5 September - 5 October 2002

 

Exhibition Dates: September 5 - October 5, 2002

Opening reception for the artist: Saturday September 7, 2002, 2 - 5PM

 

Born in Hazard, Kentucky, Shelby Lee Adams has devoted 30 years of his life to visiting and making portraits of families living in backwoods Appalachia. Shelby’s photographs confront the viewer with representations of reality that do not avoid difficult subject matter as he continues to pursue his personal, expressive view of the human condition.

 

Using a large format camera to register details more clearly, the low-level lighting conditions required the use of artificial lighting to make adequate exposures. Over time, Shelby’s familiarity with his subjects as well as his desire to make a more honest statement beget the use of more complex lighting. His technical capabilities in lighting and printing combine to create black and white photographs that are both majestic and haunting.

 

Those familiar with Shelby’s work will see a change of appearance in today's Appalachia. Although initially his subjects followed a more traditional way of life, most of his earliest subjects have either passed away or find it no longer possible or imaginable to live as subsistence farmers and hunters. Their day-to-day existence is more closely connected to the outside world, and evidence of certain trappings, symbolic of a successful North American life, has entered into the frames of his photographs.
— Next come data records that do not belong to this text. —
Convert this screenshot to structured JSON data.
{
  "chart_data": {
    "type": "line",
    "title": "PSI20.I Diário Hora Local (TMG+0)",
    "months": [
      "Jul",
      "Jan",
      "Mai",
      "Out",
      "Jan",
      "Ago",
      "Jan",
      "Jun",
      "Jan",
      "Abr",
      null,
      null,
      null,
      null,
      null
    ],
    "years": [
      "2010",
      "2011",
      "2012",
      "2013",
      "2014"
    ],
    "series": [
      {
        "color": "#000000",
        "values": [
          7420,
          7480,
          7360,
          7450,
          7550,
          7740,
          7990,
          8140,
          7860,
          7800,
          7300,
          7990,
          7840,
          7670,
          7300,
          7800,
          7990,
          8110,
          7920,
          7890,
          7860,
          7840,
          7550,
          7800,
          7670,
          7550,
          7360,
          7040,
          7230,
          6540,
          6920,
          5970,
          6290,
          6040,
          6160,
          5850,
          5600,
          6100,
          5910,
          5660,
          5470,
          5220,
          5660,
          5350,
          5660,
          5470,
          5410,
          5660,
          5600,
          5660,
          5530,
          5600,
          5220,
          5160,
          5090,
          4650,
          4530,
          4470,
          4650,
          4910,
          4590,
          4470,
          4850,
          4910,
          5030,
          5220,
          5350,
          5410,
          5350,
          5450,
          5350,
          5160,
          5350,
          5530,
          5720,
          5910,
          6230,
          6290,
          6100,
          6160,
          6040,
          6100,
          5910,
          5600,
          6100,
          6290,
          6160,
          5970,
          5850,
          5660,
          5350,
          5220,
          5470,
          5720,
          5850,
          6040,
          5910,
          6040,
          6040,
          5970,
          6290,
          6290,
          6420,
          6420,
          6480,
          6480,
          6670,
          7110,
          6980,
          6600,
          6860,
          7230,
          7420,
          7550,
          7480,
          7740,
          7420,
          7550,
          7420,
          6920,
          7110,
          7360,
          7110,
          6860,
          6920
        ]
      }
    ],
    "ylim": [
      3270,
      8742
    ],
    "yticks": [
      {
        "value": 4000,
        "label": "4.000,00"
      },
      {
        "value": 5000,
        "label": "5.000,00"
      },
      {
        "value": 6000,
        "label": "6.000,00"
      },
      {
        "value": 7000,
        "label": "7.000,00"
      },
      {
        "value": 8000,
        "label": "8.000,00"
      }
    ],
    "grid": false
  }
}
While Appalachia is still a distinct culture that Shelby hopes to give a sense of, gone are the hand-made homes using newspaper for wallpaper only to be replaced by pre-fab aluminum trailers connected to the outside world via satellite dishes.

 

This exhibition, our third exhibit of Shelby's work, will coincide with the world premiere of a feature-length documentary, The True Meaning of Pictures: Shelby Lee Adams' Appalachia, by Canadian filmmakers Jennifer Baichwal and Nick de Pencier of Mercury Films (416) 955-9835. The film, which plays at the Toronto International Film Festival September 7 & 8, focuses on the controversy Adams' work generates and spends time with a number of his most significant subjects. The cast includes A.D. Coleman, the Napier Family, Mary Ellen Mark, the Childers family, Vicki Goldberg, Rachel Riddle, Wendy Ewald, Hort Collins and Dwight Billings.